Ok, I need to vent. Yesterday I lost my wedding rings. This pisses me off to an extent I find difficult to describe. I went to the gym yesterday and forgot my rings in the locker I was using. This morning I called the gym and they were neither in the lost and found nor the locker I used yesterday. This means either the person I talked to was blind and didn't see them in the locker or someone made of with my wedding rings. I'd like to give people the benefit of the doubt and hope that they were accidentally knocked into someone's bag and they'll find them later and turn them in. I have very little hope of that.
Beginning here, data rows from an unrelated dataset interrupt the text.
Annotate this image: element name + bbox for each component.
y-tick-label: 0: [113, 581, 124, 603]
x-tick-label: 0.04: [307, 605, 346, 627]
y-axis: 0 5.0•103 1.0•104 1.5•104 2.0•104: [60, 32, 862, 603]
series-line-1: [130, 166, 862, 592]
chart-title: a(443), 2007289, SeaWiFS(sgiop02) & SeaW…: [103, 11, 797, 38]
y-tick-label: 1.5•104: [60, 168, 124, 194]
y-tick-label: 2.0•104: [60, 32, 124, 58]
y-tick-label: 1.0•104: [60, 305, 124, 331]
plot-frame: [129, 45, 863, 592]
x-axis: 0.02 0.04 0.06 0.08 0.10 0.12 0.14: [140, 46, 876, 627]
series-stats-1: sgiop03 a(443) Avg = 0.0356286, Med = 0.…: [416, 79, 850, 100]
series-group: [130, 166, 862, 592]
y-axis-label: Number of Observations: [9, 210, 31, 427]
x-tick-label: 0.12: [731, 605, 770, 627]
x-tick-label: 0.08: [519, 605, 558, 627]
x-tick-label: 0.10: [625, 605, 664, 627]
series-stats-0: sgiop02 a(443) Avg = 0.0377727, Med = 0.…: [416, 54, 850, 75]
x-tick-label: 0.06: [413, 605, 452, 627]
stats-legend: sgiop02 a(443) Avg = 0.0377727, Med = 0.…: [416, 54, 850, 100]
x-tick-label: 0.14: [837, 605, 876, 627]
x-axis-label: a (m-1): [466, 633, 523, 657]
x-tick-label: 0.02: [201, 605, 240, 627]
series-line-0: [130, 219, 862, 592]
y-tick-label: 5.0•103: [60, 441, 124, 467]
I feel extremely stupid for leaving them in the first place and deeply disappointed in humanity for someone having taken them.
As a shadow worker I spend a lot of time with my negative emotions and I know how angry and bitter I can be. Hell, I'm the kind of witch that will sling a hex with no qualms, so I expected to be a lot angrier than I am now. I just can't help wondering what kind of circumstances someone would have to live in to think that stealing someone else's wedding rings was their best bet in a situation. They're wedding rings - these are objects that always have immense emotional significance to people. What sort of unhappiness would someone need to dwell in to not have empathy for that? My shadow looms large in my life and I would never, ever do something like that. What must theirs be like? Honestly, I feel sorry for anyone who's life is so awful and empty that their sense of decency would be so deadened. So to whomever has my rings - you're a pathetic dick and I feel sorry for you.
Maybe guilt will work? Put up some signs that mention the great emotional significance.